U.S. automaker Tesla (TSLA.O) sold 64,285 China-made EVs in July, down 31% from a month earlier and the lowest total for the year in the world’s biggest electric car market. However, wholesale vehicle shipments (including local sales and exports) amounted to one of the highest monthly results ever for the country, data from the China Passenger Car Association showed on Thursday.

Those results reflect a steady improvement in the EV market in China as state policy shifts encourage private consumers to switch away from best-selling cars with internal combustion engines. Chinese EV makers have also benefited from a price war as lithium battery prices continue to fall.

The result is that EVs have started taking market share from domestic vehicles with internal combustion engines, even though the overall Chinese passenger vehicle market has lost steam amid slowing economic growth in recent months. China’s EV industry has been helped by central government tax exemptions and incentives and by subnational regulations allowing companies to sell vehicles with lower emission levels.

However, analysts say that the gains will likely slow down as domestic and foreign automakers cut prices in a continuing price war that a decline in battery costs has also sparked. They warn that the market has reached a point where subsidies will no longer be sufficient to propel sales and that further technological improvements in battery capacity and range are needed.

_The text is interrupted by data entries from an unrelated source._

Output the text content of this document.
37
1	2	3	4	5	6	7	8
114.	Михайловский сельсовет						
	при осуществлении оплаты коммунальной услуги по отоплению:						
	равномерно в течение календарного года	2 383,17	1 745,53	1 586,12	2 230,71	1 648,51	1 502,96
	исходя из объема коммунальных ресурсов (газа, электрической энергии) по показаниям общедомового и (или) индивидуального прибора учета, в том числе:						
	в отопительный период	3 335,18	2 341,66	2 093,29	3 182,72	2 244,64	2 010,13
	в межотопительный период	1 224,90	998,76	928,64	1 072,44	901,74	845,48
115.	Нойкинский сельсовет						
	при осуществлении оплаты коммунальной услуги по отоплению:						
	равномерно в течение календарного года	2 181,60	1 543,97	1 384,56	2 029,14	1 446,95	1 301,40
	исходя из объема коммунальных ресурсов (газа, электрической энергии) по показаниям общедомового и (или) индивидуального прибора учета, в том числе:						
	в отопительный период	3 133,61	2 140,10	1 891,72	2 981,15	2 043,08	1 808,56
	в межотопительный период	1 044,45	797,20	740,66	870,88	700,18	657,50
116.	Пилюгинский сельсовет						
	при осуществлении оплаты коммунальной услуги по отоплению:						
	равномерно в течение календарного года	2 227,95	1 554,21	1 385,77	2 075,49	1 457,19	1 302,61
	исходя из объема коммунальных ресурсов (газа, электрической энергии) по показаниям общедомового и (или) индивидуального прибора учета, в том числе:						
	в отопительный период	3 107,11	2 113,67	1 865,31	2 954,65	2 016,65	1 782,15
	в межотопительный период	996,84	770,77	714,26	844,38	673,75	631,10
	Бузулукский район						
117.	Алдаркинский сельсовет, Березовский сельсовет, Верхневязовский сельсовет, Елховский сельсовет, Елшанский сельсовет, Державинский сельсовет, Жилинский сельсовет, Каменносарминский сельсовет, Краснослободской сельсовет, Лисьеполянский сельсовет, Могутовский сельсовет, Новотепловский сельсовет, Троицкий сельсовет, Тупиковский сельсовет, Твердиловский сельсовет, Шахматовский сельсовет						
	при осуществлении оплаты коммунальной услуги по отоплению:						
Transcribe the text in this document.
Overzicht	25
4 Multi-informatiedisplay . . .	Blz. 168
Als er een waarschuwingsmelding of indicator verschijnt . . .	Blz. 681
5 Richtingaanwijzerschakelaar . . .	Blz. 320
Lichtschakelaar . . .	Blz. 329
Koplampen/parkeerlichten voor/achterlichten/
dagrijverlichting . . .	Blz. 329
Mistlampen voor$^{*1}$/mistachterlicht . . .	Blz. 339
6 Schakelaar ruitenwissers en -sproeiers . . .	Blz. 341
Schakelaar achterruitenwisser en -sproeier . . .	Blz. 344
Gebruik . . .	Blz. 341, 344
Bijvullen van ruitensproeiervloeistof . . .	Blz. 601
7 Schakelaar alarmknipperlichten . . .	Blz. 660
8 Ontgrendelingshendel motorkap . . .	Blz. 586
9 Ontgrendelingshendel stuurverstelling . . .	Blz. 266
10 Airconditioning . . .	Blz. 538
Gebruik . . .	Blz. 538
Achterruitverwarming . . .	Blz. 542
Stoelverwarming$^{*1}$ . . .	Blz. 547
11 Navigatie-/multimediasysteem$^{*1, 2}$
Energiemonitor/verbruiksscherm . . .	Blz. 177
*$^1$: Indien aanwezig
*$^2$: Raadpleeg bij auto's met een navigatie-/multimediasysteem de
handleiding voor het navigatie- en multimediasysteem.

Those analysts also warn that the EV market is vulnerable to a broader slowdown in China’s economy, making it harder for consumers to afford big-ticket items like new electric vehicles. In addition, the sluggish economic recovery in the United States and Europe has hurt global car sales.

In its latest quarterly results, Tesla said it had delivered more than 700,000 EVs between April and June, outpacing the number of vehicles sold by its main competitors in China. However, the firm still posted a loss as it struggled to cut production costs and deliver more cars in a shorter period.

Tesla has slashed the prices of its Shanghai-made Model 3 and Model Y vehicles several times this year to try to revive sales; more might be needed as rivals in China follow with their discounts. The company’s delivery lag between when customers place orders and when they receive their cars has also been cut to a week from a few days at the start of this year. Despite the drop in July sales, Morgan Stanley analyst Adam Jonas believes that Tesla can sustain its growth as it continues to ramp up production at Giga Shanghai and its facilities in Berlin and Austin, Texas. The firm also aims to expand into new markets like Canada.